I was thrilled and uplifted when reading your contributions, Morpheus.
Regards,
Brahma.
MorpheusSandman
03-30-2011, 08:46 AM
@Delta: I did see a cinquain thread in the games/contest section where every poster has to start their cinquain with the last line of the last one posted.
Your question is very interesting, and something that I've given quite a bit a thought to. Firstly, we have to remember that Haikus were designed for the Japanese language, which, unlike our stress timed language, is built around moras (a phonetic unit of weight). Multimoraic languages have an inherently greater rhythmic diversity than do stress-timed languages because time is built into the language. So a Haiku is actually built around a pattern of 5, 7, and 5 moras instead of syllables, and I don't think syllables are really capable of exploiting the formal qualities available in the Japanese language in that format for two reasons: One is because English rhythm isn't measured by syllables but by stress and, two, because 5 and 7 make for awkward stress-rhythms since iambs and trochees are the most common metrical feet (which would make a 7-line 3.5 feet and a 5-line 2.5 feet). Cinquains fix all of these problems. All the lines require an even number of syllables, which fits in well with iambs and trochees as a more natural rhythm for English. The line breaks help enhance this rhythm (building, falling), as well as providing more formal/structural possibilities because there are two more lines and one (the 8-syllable line) can easily function as a fulcrum (by dividing it in two).

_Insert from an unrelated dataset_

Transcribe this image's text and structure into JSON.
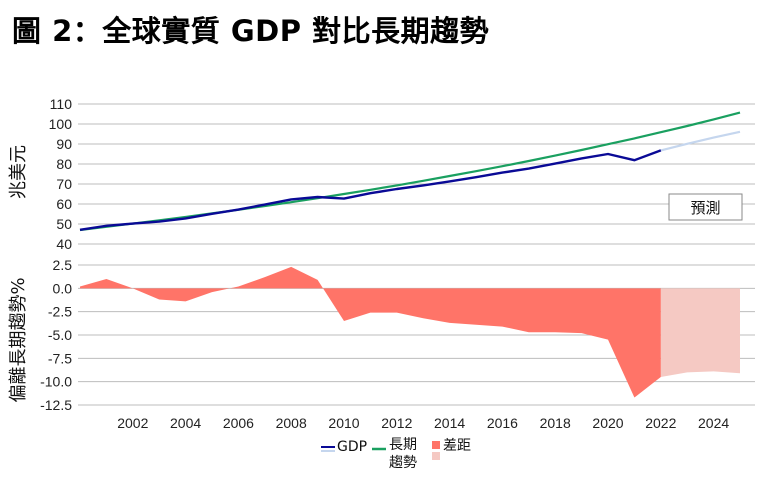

The first poem I wrote after considering the form was Breathing, and I think it best shows my approach to the form in a number of ways. Firstly, each line alternates trochees/iambs, which emphasizes the rising/falling nature of the form; trochee lines are followed by iambs, creating a delay from the unstressed ends of the former to the unstressed beginnings of the latter, while, alternatively, iamb lines are followed by trochees, and the end-stresses of the former cause the beginning-stresses of the latter to "rush forward". The first two lines of the poem form one thought unit, while third line introduces another, self-contained but developmental thought. The fourth line, I think, fully exploits the form's possibilities, with all the stressed words (song, stone, broke, moments) echoing back to other words in the poem (song/tune, stone/statue, broke/fragile, moments/time), and the em-dash serving to "break" the line the same way that the line is describing something breaking. Here, the em-dash serves as a rough equivalent to a kireji or "cutting word" in a Haiku. Likewise, the last line (in sighs) plays on the title "breathing", and (I hope) suggesting, along with the word "carnal", something erotic, even orgasmic in nature.
@Brahma: Thanks for the kind words! I very much like your piece, and I think it does show that the cinquain can be utilized in a longer, more narrative format. While I don't think that necessarily plays to the form's inherent strengths, I do think it creates some interesting possibilities, especially in the rhythm. I wrote a similar "narrative" cinquain called Yume that I posted here. (http://www.online-literature.com/forums/showthread.php?t=45295) I'm working on two others, a mirror cinquain dedicated to Monet, and a Garland cinquain (perhaps the ultimate challenge in the form!) coincidentally titled Passing that opens with a "passing cloud" metaphor!